This is a follow-up to another question I asked, but with more precise information.
I have two fundamentally identical web pages that demo WebRTC, one using XSockets as the backend signaling layer, and one using SignalR as the backend signaling layer.
The two backends are fundamentally identical, differing only at the points where they (obviously) have different ways of sending data down to the client. Similarly, the TypeScript/JavaScript WebRTC code on the two clients is completely identical, as I've abstracted out the signaling layer.
The problem is that the XSockets site works consistently, while the SignalR site fails (mostly consistently, though not completely). Usually it fails while calling peerConnection.setLocalDescription()
, but it can also fail silently; or it can (sometimes) even work.
You can see the two different pages in operation here:
XSockets site: http://xsockets.demo.alanta.com/
SignalR site: http://signalr.demo.alanta.com/
The source code for both is at https://bitbucket.org/smithkl42/xsockets.webrtc, with the XSockets version on the xsockets
branch, and the SignalR version on the signalr
branch.
So my question is: does anybody know of any reason why using one signal layer instead of another would make any difference to WebRTC? For instance, does one or the other send back Unicode strings instead of ANSI? Or have I misdiagnosed the problem, and the real difference is elsewhere?

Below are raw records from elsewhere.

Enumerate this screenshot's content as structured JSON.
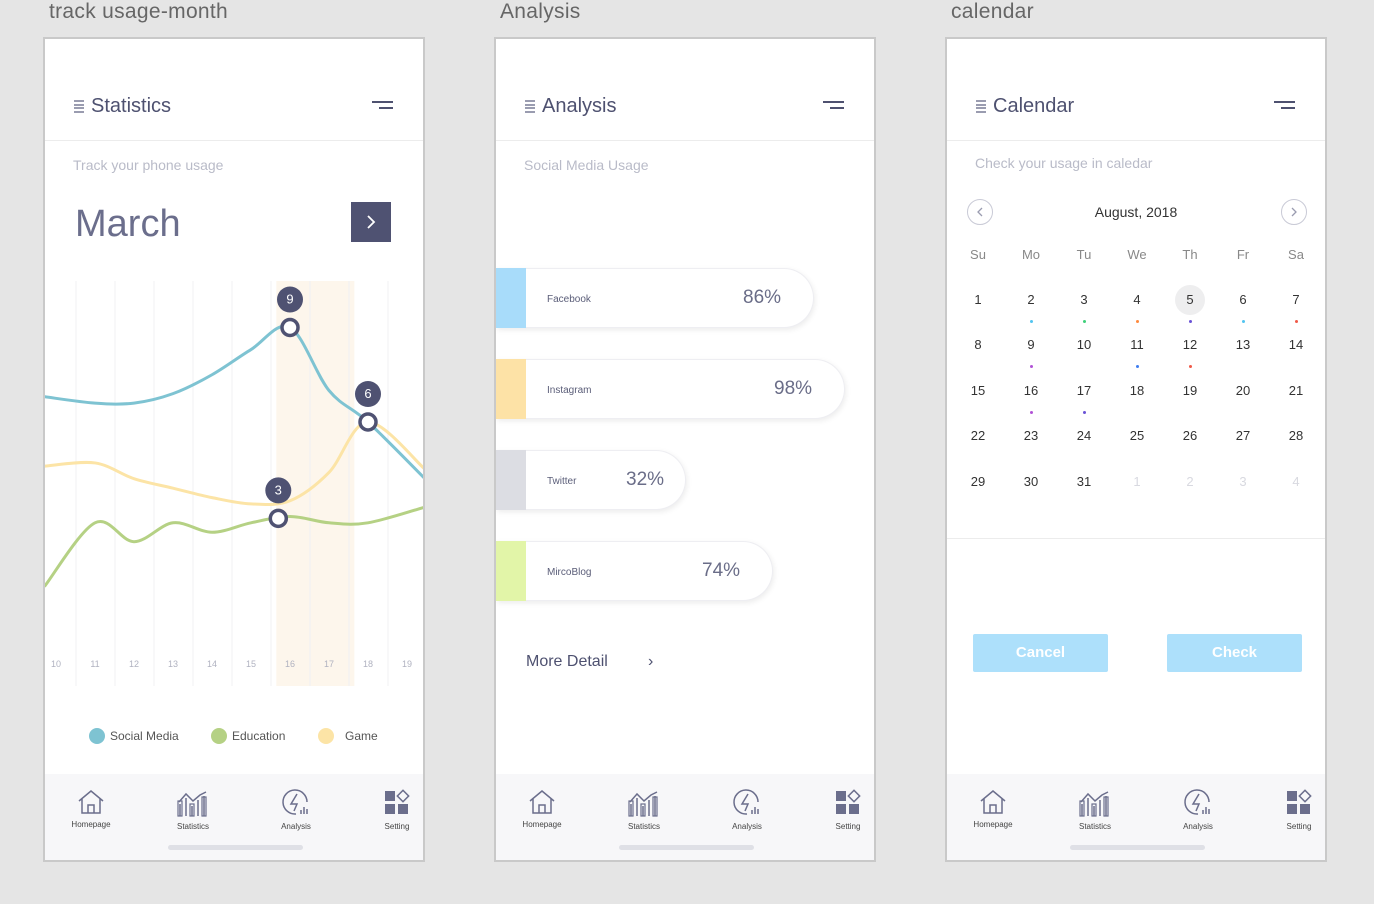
{
  "artboards": [
    "track usage-month",
    "Analysis",
    "calendar"
  ],
  "tabs": [
    "Homepage",
    "Statistics",
    "Analysis",
    "Setting"
  ],
  "statistics": {
    "title": "Statistics",
    "subtitle": "Track your phone usage",
    "month": "March",
    "chart_data": {
      "type": "line",
      "x": [
        10,
        11,
        12,
        13,
        14,
        15,
        16,
        17,
        18,
        19
      ],
      "categories": [
        "10",
        "11",
        "12",
        "13",
        "14",
        "15",
        "16",
        "17",
        "18",
        "19"
      ],
      "series": [
        {
          "name": "Social Media",
          "color": "#7ec3d2",
          "values": [
            6.8,
            6.6,
            6.6,
            6.9,
            7.5,
            8.3,
            9.0,
            7.0,
            6.0,
            4.2
          ]
        },
        {
          "name": "Game",
          "color": "#fce4a6",
          "values": [
            4.6,
            4.7,
            4.2,
            3.9,
            3.6,
            3.4,
            3.5,
            4.4,
            6.0,
            4.5
          ]
        },
        {
          "name": "Education",
          "color": "#b5d184",
          "values": [
            0.8,
            2.8,
            2.2,
            2.8,
            2.5,
            2.8,
            3.0,
            2.8,
            2.8,
            3.3
          ]
        }
      ],
      "markers": [
        {
          "series": "Social Media",
          "x": 16,
          "label": "9"
        },
        {
          "series": "Game",
          "x": 18,
          "label": "6"
        },
        {
          "series": "Education",
          "x": 15.7,
          "label": "3"
        }
      ],
      "highlight_x": [
        16,
        17
      ],
      "grid": true,
      "legend": "bottom"
    }
  },
  "analysis": {
    "title": "Analysis",
    "subtitle": "Social Media Usage",
    "items": [
      {
        "name": "Facebook",
        "percent": "86%",
        "value": 86,
        "color": "#a8dcfa"
      },
      {
        "name": "Instagram",
        "percent": "98%",
        "value": 98,
        "color": "#fde2a6"
      },
      {
        "name": "Twitter",
        "percent": "32%",
        "value": 32,
        "color": "#dcdde3"
      },
      {
        "name": "MircoBlog",
        "percent": "74%",
        "value": 74,
        "color": "#e2f5a8"
      }
    ],
    "more": "More Detail",
    "more_chevron": "›"
  },
  "calendar": {
    "title": "Calendar",
    "subtitle": "Check your usage in caledar",
    "month": "August, 2018",
    "weekdays": [
      "Su",
      "Mo",
      "Tu",
      "We",
      "Th",
      "Fr",
      "Sa"
    ],
    "weeks": [
      [
        "1",
        "2",
        "3",
        "4",
        "5",
        "6",
        "7"
      ],
      [
        "8",
        "9",
        "10",
        "11",
        "12",
        "13",
        "14"
      ],
      [
        "15",
        "16",
        "17",
        "18",
        "19",
        "20",
        "21"
      ],
      [
        "22",
        "23",
        "24",
        "25",
        "26",
        "27",
        "28"
      ],
      [
        "29",
        "30",
        "31",
        "1",
        "2",
        "3",
        "4"
      ]
    ],
    "selected": "5",
    "cancel": "Cancel",
    "check": "Check"
  },
  "colors": {
    "dark": "#4e5170",
    "accent_button": "#ade0fb",
    "dot_cyan": "#52c4f0",
    "dot_green": "#3fd07a",
    "dot_orange": "#ff8a3d",
    "dot_purple": "#6a52d6",
    "dot_red": "#f05a48",
    "dot_blue": "#3f7df0",
    "dot_magenta": "#b152d6"
  }
}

Figured it out. Turns out that SignalR 1.0 RC1 has a bug in it that changes any "+" in a string into a space. So lines in the SDP that looked like this:
a=ice-pwd:qZFVvgfnSso1b8UV1SUDd2+z
Were getting changed into this:
a=ice-pwd:qZFVvgfnSso1b8UV1SUDd2 z
But because not every SDP had a "+" in it on a critical line, sometimes it would work. Everything explained.
The bug has been reported to the good folks working on SignalR (see https://github.com/SignalR/SignalR/issues/1194), and in the meantime, a simple
encodeURIComponent()
anddecodeURIComponent()
around the strings in question fixed it.